2.2.6. Для выявления синегнойной палочки специальные посевы можно не производить. Обычно колонии синегнойной палочки удается выявить на кровяном агаре или на среде Эндо. Колонии, подозрительные на синегнойную палочку, пересевают на скошенный агар, содержащий 2 - 5 % глицерина или маннита. Колонии синегнойной палочки дают на поверхности скошенного агара обильный рост с зеленоватым оттенком, маслянистой консистенции с характерным медовым запахом. Выделенную культуру окрашивают по Граму, микроскопируют, определяют гемолитические свойства путем высева на чашку с кровяным агаром. Ориентировочный перечень объектов, подлежащих бактериологическому контролю:
А. Наркозная комната
1. Инкубационная трубка
2. Маска наркозного аппарата
3. Тройник наркозного аппарата
4. Гофрированная трубка
5. Ларингоскоп
6. Роторасширитель
7. Дыхательный мешок
8. Руки врачей-анестезиологов-реаниматологов,
сестер-анестезиологов
Б. Предоперационная
1. Тазы для мытья рук хирургов
2. Чистые щетки для мытья рук
3. Фартуки (клеенчатые или полиэтиленовые)
В. Операционная
1. Рабочий стол анестезиологов
2. Операционный стол
3. Шланг вакуум-насоса
4. Шланг кислородной подводки
5. Смывы с рук всех участвующих в операции
6. Кожа операционного поля
Г. Послеоперационные палаты, отделения и палаты
реанимации и интенсивной терапии
1. Кровать, подготовленная для больного
2. Полотенце для рук персонала и смывы с рук
3. Щетка на раковине
4. Шланг кислородной подводки
5. Запасная наркозная аппаратура (набор реанимационной
укладки)
6. Шланг вакуум-отсоса
7. Внутренняя поверхность холодильника (для хранения
лекарств, градусников)
8. Градусники
Д. Перевязочные
1. Кушетка для перевязок
2. Полотенце для рук персонала
3. Щетка на раковине
4. Халат медицинских сестер
5. Руки врачей, медицинских сестер
6. Рабочий медицинский стол
7. Внутренняя поверхность холодильника для хранения лекарств
3. Правила отбора проб для контроля стерильности в лечебно-профилактических учреждениях
3.1. Забор проб на стерильность проводит операционная сестра под руководством сотрудника бактериологической лаборатории в стерильные емкости с соблюдением строжайших правил асептики непосредственно перед проведением операции.
3.2. Для контроля стерильности используют следующие питательные среды:
- сахарный бульон Хоттингера (0,5 и 1 % глюкозы);
- тиогликолевую среду;
- бульон Сабуро.
Одновременный посев изделий на 3 вышеуказанные среды обязателен.

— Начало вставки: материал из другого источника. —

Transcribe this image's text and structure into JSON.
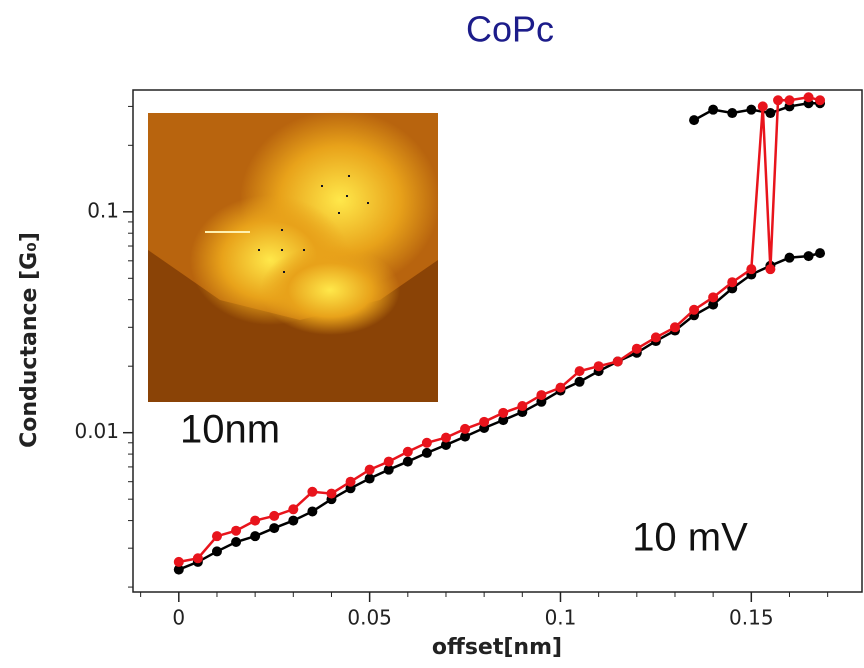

При посеве изделия или его части непосредственно в питательную среду количество среды в пробирке (колбе, флаконе и т. д.) должно быть достаточным для полного погружения изделия или его части.
3.3. Посевы в бульон Хоттингера и тиогликолевую среду выдерживают в термостате при температуре 37 град. C, среду Сабуро - при температуре 20 - 22 град. C.
Посевы инкубируют в термостате в течение 14 суток.
3.4. Описание состава, способа приготовления и правила контроля стерильности питательных сред изложены в приложении 1.
4. Мероприятия, обеспечивающие асептические условия при посевах
4.1. Требования к помещению для посева на стерильность.
4.1.1. Посев исследуемого материала желательно проводить в настольных боксах с ламинарным потоком воздуха. Эти боксы размещают в отдельных помещениях бактериологической лаборатории.
При отсутствии боксов с ламинарным потоком воздуха контроль стерильности проводят в боксированных помещениях (бокс с предбоксником).
Общая площадь бокса должна быть не менее 3 кв.м.